The truth is, heroin kills (especially in places where it's being cut with fentanyl). Medications like suboxone remove the craving and high from the equation, and allow addicts to participate actively in their recovery. I'm not suggesting staying on suboxone forever, but being in a drug treatment program and being on suboxone looks a lot like recovery to me.

I know it kills, it does far more than that. I grew up as collateral damage of the drug. My concern isn't with the medications removing the craving, more like the medications replacing the craving. Eventually they have to stop taking the medication and be opioid free. With an embarrassing mental health and addiction treatment network in this country and dwindling funding to treat patients suffering from the long term effects of addiction (physiological, psychological, and socioeconomical) , most don't get much care after they are weaned off the meds. This creates a high rate of relapse and the death rate on relapse is higher because patients have a lower tolerance.

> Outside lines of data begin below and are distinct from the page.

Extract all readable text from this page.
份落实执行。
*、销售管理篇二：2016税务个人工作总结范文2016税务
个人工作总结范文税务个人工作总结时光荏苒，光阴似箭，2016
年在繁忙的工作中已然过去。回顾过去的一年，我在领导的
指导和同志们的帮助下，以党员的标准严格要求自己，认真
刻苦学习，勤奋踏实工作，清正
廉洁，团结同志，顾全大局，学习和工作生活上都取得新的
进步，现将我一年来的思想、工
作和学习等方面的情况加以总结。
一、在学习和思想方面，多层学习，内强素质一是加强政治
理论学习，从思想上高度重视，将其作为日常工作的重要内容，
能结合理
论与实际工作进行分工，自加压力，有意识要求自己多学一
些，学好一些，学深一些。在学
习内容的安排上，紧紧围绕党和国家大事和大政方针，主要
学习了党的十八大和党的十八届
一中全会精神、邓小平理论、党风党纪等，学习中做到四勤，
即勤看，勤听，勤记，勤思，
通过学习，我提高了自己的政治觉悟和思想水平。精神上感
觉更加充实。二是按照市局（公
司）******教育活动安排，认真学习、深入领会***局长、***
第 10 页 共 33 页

With the new long term drugs are patients getting treatment too and only weaned off when they are ready? or do they all get weaned off at the same rate? is there potential for these drugs to become their new problem and them just go back to street drugs when their doctors take them off?

Mostly, is spending on these drugs going to get better results in the big picture for the most patients than expanding our reimbursement for providers and increasing funds for long term therapy and harm prevention programs?

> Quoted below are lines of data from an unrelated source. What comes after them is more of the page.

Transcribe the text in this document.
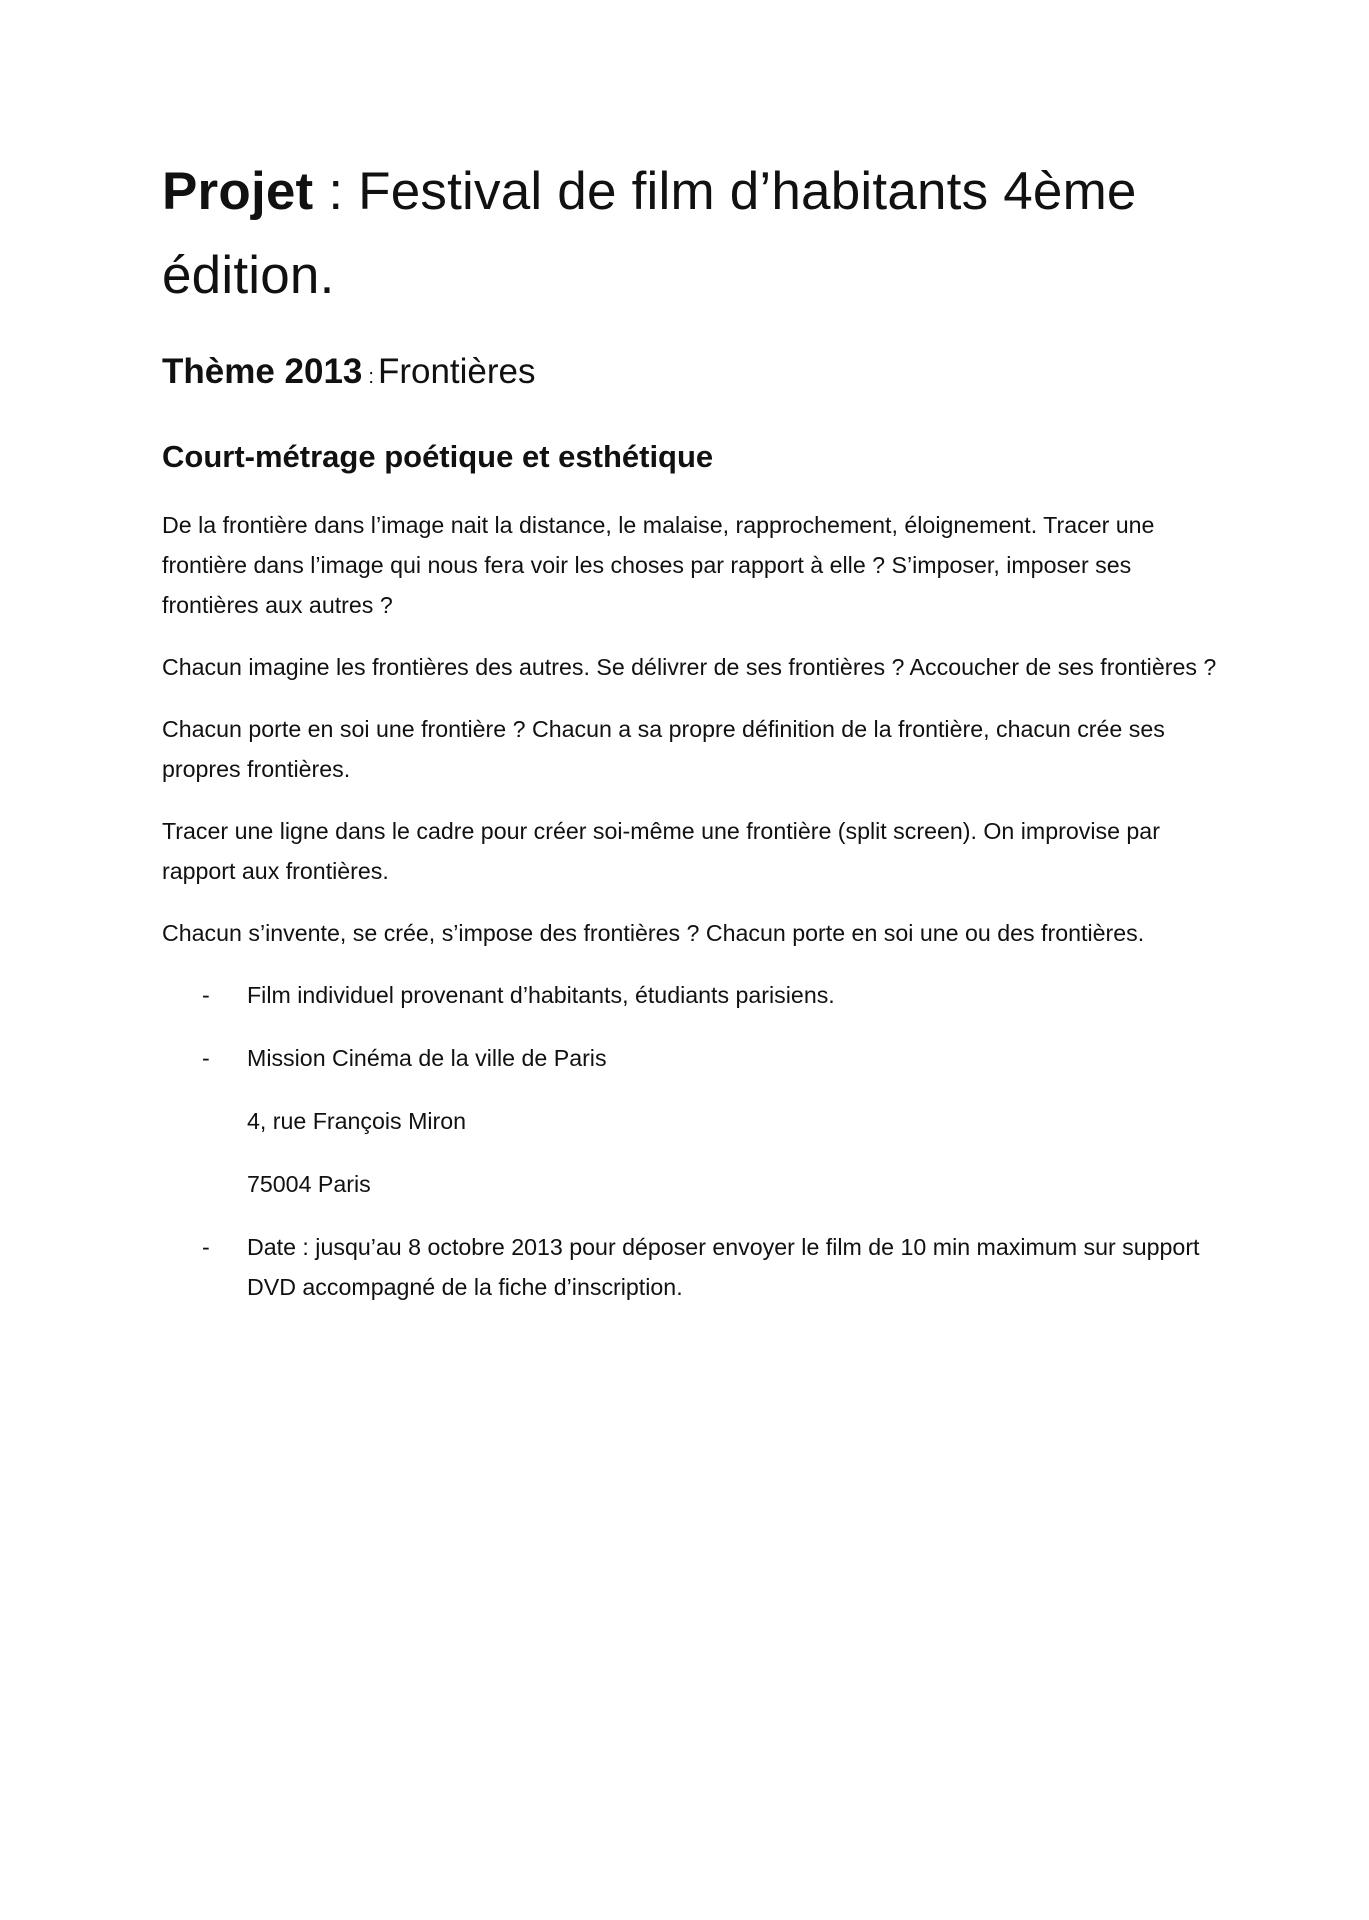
Projet : Festival de film d’habitants 4ème édition.
Thème 2013 : Frontières
Court-métrage poétique et esthétique

De la frontière dans l’image nait la distance, le malaise, rapprochement, éloignement. Tracer une frontière dans l’image qui nous fera voir les choses par rapport à elle ? S’imposer, imposer ses frontières aux autres ?

Chacun imagine les frontières des autres. Se délivrer de ses frontières ? Accoucher de ses frontières ?

Chacun porte en soi une frontière ? Chacun a sa propre définition de la frontière, chacun crée ses propres frontières.

Tracer une ligne dans le cadre pour créer soi-même une frontière (split screen). On improvise par rapport aux frontières.

Chacun s’invente, se crée, s’impose des frontières ? Chacun porte en soi une ou des frontières.

- Film individuel provenant d’habitants, étudiants parisiens.
- Mission Cinéma de la ville de Paris
4, rue François Miron
75004 Paris
- Date : jusqu’au 8 octobre 2013 pour déposer envoyer le film de 10 min maximum sur support DVD accompagné de la fiche d’inscription.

I can't help but feel like its a bandaid that is really only able to help a select demographic.

Specializes in Public Health, TB.

I believe that Subutex and Suboxone are given over long periods of time, and in my state at least, are only prescribed by specially trained practicioners who must include counselling as a part of treatment. The advantage to it is that given in the community, instead of patients needing to travel 1 hour each way for methadone. Making medication assisted treatment more readily available in theory, should allow patients to be employed instead of spending so much time traveling to and waiting in line at methadone clinics.

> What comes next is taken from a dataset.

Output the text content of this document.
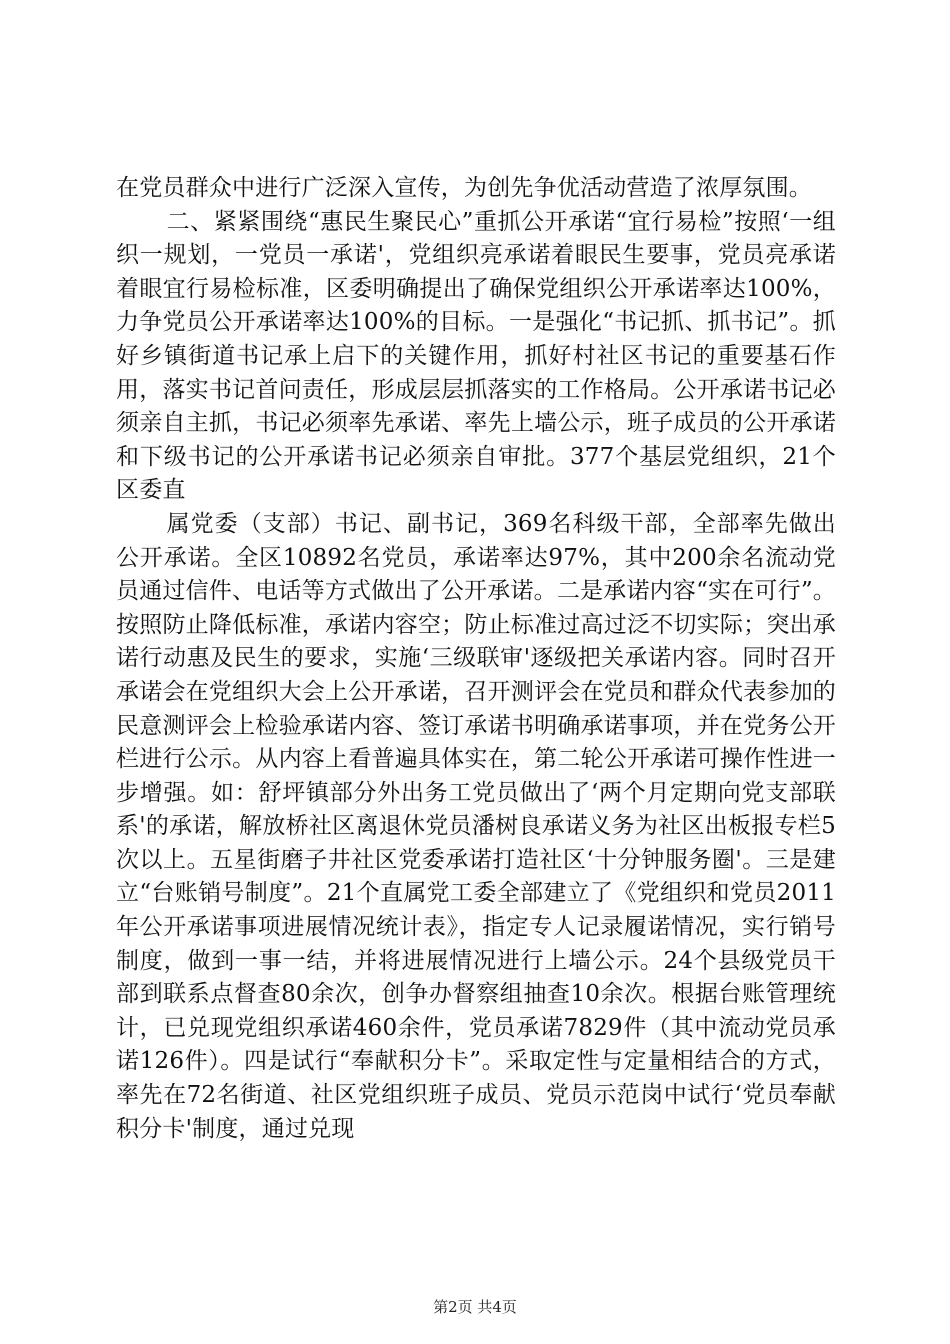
在党员群众中进行广泛深入宣传，为创先争优活动营造了浓厚氛围。

二、紧紧围绕“惠民生聚民心”重抓公开承诺“宜行易检”按照‘一组织一规划，一党员一承诺'，党组织亮承诺着眼民生要事，党员亮承诺着眼宜行易检标准，区委明确提出了确保党组织公开承诺率达100%，力争党员公开承诺率达100%的目标。一是强化“书记抓、抓书记”。抓好乡镇街道书记承上启下的关键作用，抓好村社区书记的重要基石作用，落实书记首问责任，形成层层抓落实的工作格局。公开承诺书记必须亲自主抓，书记必须率先承诺、率先上墙公示，班子成员的公开承诺和下级书记的公开承诺书记必须亲自审批。377个基层党组织，21个区委直

属党委（支部）书记、副书记，369名科级干部，全部率先做出公开承诺。全区10892名党员，承诺率达97%，其中200余名流动党员通过信件、电话等方式做出了公开承诺。二是承诺内容“实在可行”。按照防止降低标准，承诺内容空；防止标准过高过泛不切实际；突出承诺行动惠及民生的要求，实施‘三级联审'逐级把关承诺内容。同时召开承诺会在党组织大会上公开承诺，召开测评会在党员和群众代表参加的民意测评会上检验承诺内容、签订承诺书明确承诺事项，并在党务公开栏进行公示。从内容上看普遍具体实在，第二轮公开承诺可操作性进一步增强。如：舒坪镇部分外出务工党员做出了‘两个月定期向党支部联系'的承诺，解放桥社区离退休党员潘树良承诺义务为社区出板报专栏5次以上。五星街磨子井社区党委承诺打造社区‘十分钟服务圈'。三是建立“台账销号制度”。21个直属党工委全部建立了《党组织和党员2011年公开承诺事项进展情况统计表》，指定专人记录履诺情况，实行销号制度，做到一事一结，并将进展情况进行上墙公示。24个县级党员干部到联系点督查80余次，创争办督察组抽查10余次。根据台账管理统计，已兑现党组织承诺460余件，党员承诺7829件（其中流动党员承诺126件）。四是试行“奉献积分卡”。采取定性与定量相结合的方式，率先在72名街道、社区党组织班子成员、党员示范岗中试行‘党员奉献积分卡'制度，通过兑现

第2页 共4页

From my understanding, opioids cause a disruption in brain chemistry in multiple neurotransmitters/receptors and it takes a long time, for them to normalize.

Specializes in IMC, school nursing.

My experience is limited, but my brother was a heroin addict because of hip issues. He was placed on suboxone, not great for pain relief. He weaned himself off and only took Tylenol arthritis for his pain preop. What got him clean? Not suboxone, that kept him from feeling the WD symptoms, but the reason he didn't go back for the high was faith based. He, as well as other people I know who have been clean for years comes down to a perspective that what they were doing was wrong, health didn't play into the equation. After all, obesity is just addiction with a legal substance and health issues is not enough for 40% of our population. Not in step with psychiatrists, but let's face it, we are having a trans generational issue with the psych community in our country.